Samwise.agency — Weekly Briefing
High Tech Recruiting Newsletter
This week’s edition arrives in the shadow of AI-driven restructuring that swept across five companies in just two days, while a new $500 million non-profit makes a high-profile bet on workforce retraining — and industry data suggests the tech talent pipeline itself may be quietly eroding. Here is what every high-tech recruiter needs to know.
A Washington State WARN filing confirmed Sony cut 292 jobs at Bungie’s Bellevue headquarters on June 25, following the end of Destiny 2 development. Sony Studio Business Group CEO Hermen Hulst said cuts hit “most of the Destiny team and some Marathon team members,” with separations effective July 9. Bungie said Destiny 2 “fell short of expectations these past several years” and that with “future projects still in early incubation, we unfortunately could not continue operating at our previous size.” The round is Bungie’s third since Sony’s $3.6 billion acquisition in 2022, bringing total job losses at the studio to more than 600.
Melbourne-based employee engagement software company Culture Amp cut 70 jobs — roughly 9% of its workforce — on June 26, its third round of layoffs in three years. The cuts come just seven months after eliminating 60 roles in November 2025, and follow the January appointment of CEO Caroline Rawlinson after co-founder Didier Elzinga stepped down to become executive chair. Rawlinson attributed the changes to strategic realignment: “The world of work is changing faster than most of us have ever seen, and Culture Amp is making changes to its organisational structure and ways of working to accelerate execution and achievement of our ambitious goals.”
Seattle customer data startup Amperity conducted an undisclosed round of layoffs on June 25, citing an AI-driven operational transformation. The company, which employs more than 200 people globally, said “a number of talented people are leaving” and that it is “building AI into how we work across the organization.” The cuts follow a leadership shakeup two weeks prior: co-founders Derek Slager and Kabir Shahani returned as co-CEOs, replacing former Salesforce executive Tony Alika Owens in a “mutual transition.” CFO Amy Kelleran Pelly also became president while retaining her CFO role. Amperity has raised more than $180 million since its 2016 founding.
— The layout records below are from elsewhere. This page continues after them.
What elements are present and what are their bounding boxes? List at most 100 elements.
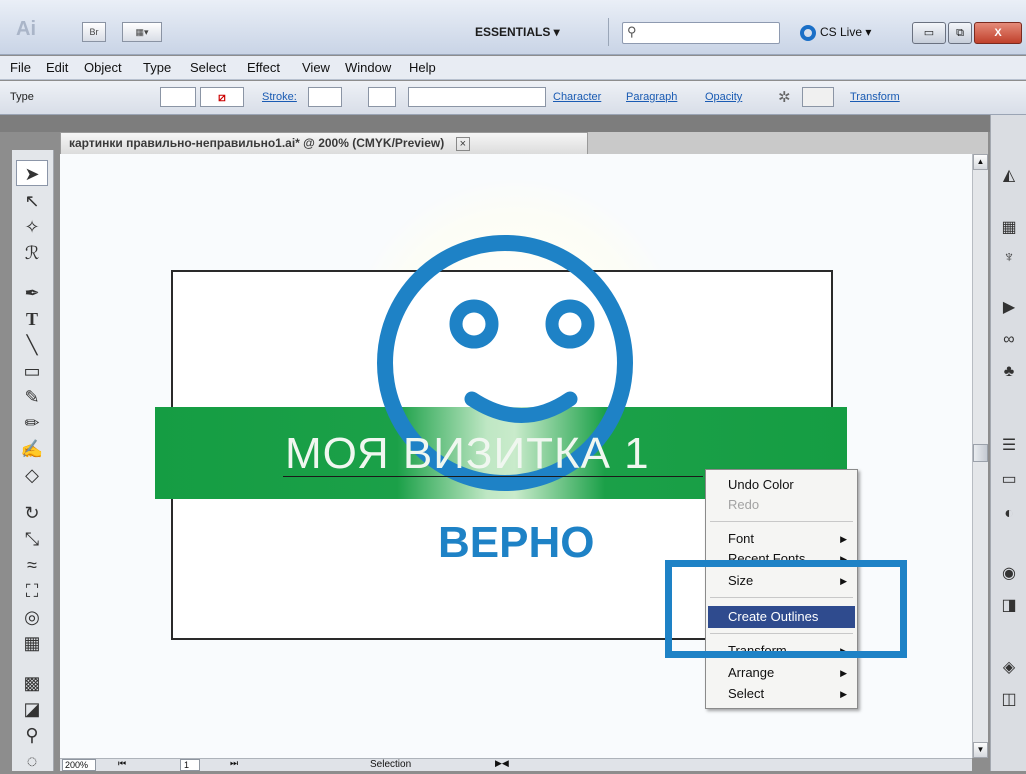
menu-item-undo-color[interactable]: Undo Color: [708, 474, 855, 496]
transform-link[interactable]: Transform: [850, 91, 900, 103]
pencil-tool-icon[interactable]: ✏: [16, 410, 48, 436]
scroll-up-icon[interactable]: ▲: [973, 154, 988, 170]
paintbrush-tool-icon[interactable]: ✎: [16, 384, 48, 410]
magic-wand-tool-icon[interactable]: ✧: [16, 214, 48, 240]
submenu-arrow-icon: ▶: [840, 689, 847, 699]
recolor-icon[interactable]: ✲: [778, 88, 791, 106]
menu-window[interactable]: Window: [345, 60, 391, 75]
gradient-tool-icon[interactable]: ◪: [16, 696, 48, 722]
artboard-nav-first-icon[interactable]: ⏮: [118, 758, 126, 769]
style-dropdown[interactable]: [802, 87, 834, 107]
artboard-nav-last-icon[interactable]: ⏭: [230, 758, 238, 769]
stroke-weight-dropdown[interactable]: [368, 87, 396, 107]
close-tab-icon[interactable]: ×: [455, 137, 471, 151]
document-tab[interactable]: картинки правильно-неправильно1.ai* @ 20…: [60, 132, 588, 154]
line-tool-icon[interactable]: ╲: [16, 332, 48, 358]
menu-select[interactable]: Select: [190, 60, 226, 75]
tutorial-highlight-frame: [665, 560, 907, 658]
blob-brush-tool-icon[interactable]: ✍: [16, 436, 48, 462]
appearance-panel-icon[interactable]: ◉: [995, 561, 1023, 587]
fill-swatch[interactable]: [160, 87, 196, 107]
paragraph-panel-link[interactable]: Paragraph: [626, 91, 677, 103]
type-tool-icon[interactable]: T: [16, 306, 48, 332]
transparency-panel-icon[interactable]: ◐: [995, 501, 1023, 527]
stroke-panel-icon[interactable]: ☰: [995, 433, 1023, 459]
scroll-thumb[interactable]: [973, 444, 988, 462]
menu-item-arrange[interactable]: Arrange ▶: [708, 662, 855, 684]
links-panel-icon[interactable]: ∞: [995, 327, 1023, 353]
gradient-panel-icon[interactable]: ▭: [995, 467, 1023, 493]
selection-tool-icon[interactable]: ➤: [16, 160, 48, 186]
menu-effect[interactable]: Effect: [247, 60, 280, 75]
minimize-button[interactable]: ▭: [912, 22, 946, 44]
close-button[interactable]: X: [974, 22, 1022, 44]
cs-live-menu[interactable]: CS Live ▾: [800, 22, 871, 42]
stroke-weight-field[interactable]: [308, 87, 342, 107]
bridge-button[interactable]: Br: [82, 22, 106, 42]
status-bar: 200% ⏮ 1 ⏭ Selection ▶◀: [60, 758, 972, 771]
cs-live-label: CS Live ▾: [820, 25, 872, 39]
artboards-panel-icon[interactable]: ◫: [995, 687, 1023, 713]
stroke-link[interactable]: Stroke:: [262, 91, 297, 103]
status-tool: Selection: [370, 759, 412, 770]
actions-panel-icon[interactable]: ▶: [995, 295, 1023, 321]
menu-type[interactable]: Type: [143, 60, 171, 75]
menu-view[interactable]: View: [302, 60, 330, 75]
brushes-panel-icon[interactable]: ♆: [995, 245, 1023, 271]
mesh-tool-icon[interactable]: ▩: [16, 670, 48, 696]
scroll-down-icon[interactable]: ▼: [973, 742, 988, 758]
menu-item-label: Select: [728, 686, 765, 701]
swatches-panel-icon[interactable]: ▦: [995, 215, 1023, 241]
docked-panels: ◭ ▦ ♆ ▶ ∞ ♣ ☰ ▭ ◐ ◉ ◨ ◈ ◫: [990, 115, 1026, 771]
color-panel-icon[interactable]: ◭: [995, 163, 1023, 189]
business-card-title[interactable]: МОЯ ВИЗИТКА 1: [285, 429, 650, 479]
shape-builder-tool-icon[interactable]: ◎: [16, 604, 48, 630]
vertical-scrollbar[interactable]: ▲ ▼: [972, 154, 988, 758]
stroke-swatch[interactable]: ⧄: [200, 87, 244, 107]
layers-panel-icon[interactable]: ◈: [995, 655, 1023, 681]
submenu-arrow-icon: ▶: [840, 668, 847, 678]
menu-item-label: Arrange: [728, 665, 775, 680]
tools-panel: ➤ ↖ ✧ ℛ ✒ T ╲ ▭ ✎ ✏ ✍ ◇ ↻ ⤡ ≈ ⛶ ◎ ▦ ▩ ◪ …: [12, 150, 54, 771]
direct-selection-tool-icon[interactable]: ↖: [16, 188, 48, 214]
smiley-left-eye: [449, 299, 499, 349]
submenu-arrow-icon: ▶: [840, 534, 847, 544]
pen-tool-icon[interactable]: ✒: [16, 280, 48, 306]
text-baseline: [283, 476, 703, 477]
status-menu-icon[interactable]: ▶◀: [495, 758, 509, 769]
zoom-level[interactable]: 200%: [62, 759, 96, 771]
warp-tool-icon[interactable]: ≈: [16, 552, 48, 578]
scale-tool-icon[interactable]: ⤡: [16, 526, 48, 552]
menu-file[interactable]: File: [10, 60, 31, 75]
lasso-tool-icon[interactable]: ℛ: [16, 240, 48, 266]
menu-item-label: Undo Color: [728, 477, 794, 492]
graphic-styles-panel-icon[interactable]: ◨: [995, 593, 1023, 619]
blend-tool-icon[interactable]: ◌: [16, 748, 48, 774]
rectangle-tool-icon[interactable]: ▭: [16, 358, 48, 384]
restore-button[interactable]: ⧉: [948, 22, 972, 44]
opacity-link[interactable]: Opacity: [705, 91, 742, 103]
menu-separator: [710, 521, 853, 522]
eraser-tool-icon[interactable]: ◇: [16, 462, 48, 488]
smiley-right-eye: [545, 299, 595, 349]
verdict-label: ВЕРНО: [438, 518, 595, 567]
menu-item-font[interactable]: Font ▶: [708, 528, 855, 550]
menu-edit[interactable]: Edit: [46, 60, 68, 75]
perspective-grid-tool-icon[interactable]: ▦: [16, 630, 48, 656]
workspace-switcher[interactable]: ESSENTIALS ▾: [475, 20, 605, 44]
document-tab-title: картинки правильно-неправильно1.ai* @ 20…: [69, 136, 445, 150]
search-input[interactable]: ⚲: [622, 22, 780, 44]
eyedropper-tool-icon[interactable]: ⚲: [16, 722, 48, 748]
search-icon: ⚲: [627, 24, 637, 39]
symbols-panel-icon[interactable]: ♣: [995, 359, 1023, 385]
character-panel-link[interactable]: Character: [553, 91, 601, 103]
menu-object[interactable]: Object: [84, 60, 122, 75]
free-transform-tool-icon[interactable]: ⛶: [16, 578, 48, 604]
menu-help[interactable]: Help: [409, 60, 436, 75]
artboard-number[interactable]: 1: [180, 759, 200, 771]
menu-item-select[interactable]: Select ▶: [708, 683, 855, 705]
rotate-tool-icon[interactable]: ↻: [16, 500, 48, 526]
font-family-field[interactable]: [408, 87, 546, 107]
arrange-documents-button[interactable]: ▦▾: [122, 22, 162, 42]
control-bar: Type ⧄ Stroke: Character Paragraph Opaci…: [0, 81, 1026, 115]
Oracle cut approximately 500 jobs in Romania on June 25, the second significant restructuring in under a year following roughly 400 cuts in late 2025. The layoffs affect an operation of approximately 4,000 employees, one of Oracle’s larger engineering footprints in central and eastern Europe. A former employee said the cuts were “decided in the previous fiscal year, with the names drawn up as far back as the spring,” warning that “further adjustments will follow.” Oracle’s global headcount fell from 162,000 to approximately 141,000 in the twelve months ending May 2026 — a 13% reduction the company’s filings attribute to AI adoption.
Lincoln, Nebraska-based construction tech startup CompanyCam conducted a round of layoffs on June 26, affecting marketing and creative roles, even as the company shows strong business indicators. Former Senior Creative Director Karley Johnson confirmed the cuts after five years at the company. Another affected employee described a “marketing-wide reorg.” CompanyCam achieved a $2 billion valuation — making it Nebraska’s first unicorn — after raising a $415 million Series C in 2025 and completed its first acquisition earlier in 2026. Despite the layoffs, the company lists open positions in engineering, machine learning, operations, product, and sales, suggesting targeted restructuring rather than broad retrenchment.
A new non-profit called Raise Us launched on June 26, aiming to help American workers “transition to an AI economy,” backed by more than $500 million from Amazon, Microsoft, Anthropic, the OpenAI Foundation, Cisco, IBM, ADP, and more than two dozen others. Led by former governors Gina Raimondo (CEO) and Eric Holcomb (co-chair), it is partnering with Arkansas, Connecticut, Maryland, and Utah as initial “proving grounds” for workforce transition pilots. Industry analysts were skeptical: one called it “the highest-profile example of AI-washing thus far,” noting that many of its backers have already executed multiple rounds of AI-driven layoffs.
Eliminating junior IT roles is creating a long-term talent pipeline crisis, warns a CIO.com analysis published June 29. Employment among early-career workers (ages 22–25) in AI-exposed occupations fell 16% since ChatGPT’s launch, with entry-level software developer roles dropping nearly 20%, per Stanford’s Digital Economy Lab. A Gartner survey found organizations cutting workforces for AI efficiency are not seeing financial returns; Gartner forecasts autonomous business will require more staff — not fewer — over the next two to three years. Microsoft VP Scott Hanselman advocates a medical-style “preceptorship” model for junior developers, warning that over-reliance on AI risks missing “subtle bugs, architectural flaws, and vulnerabilities that only skilled engineers can catch.”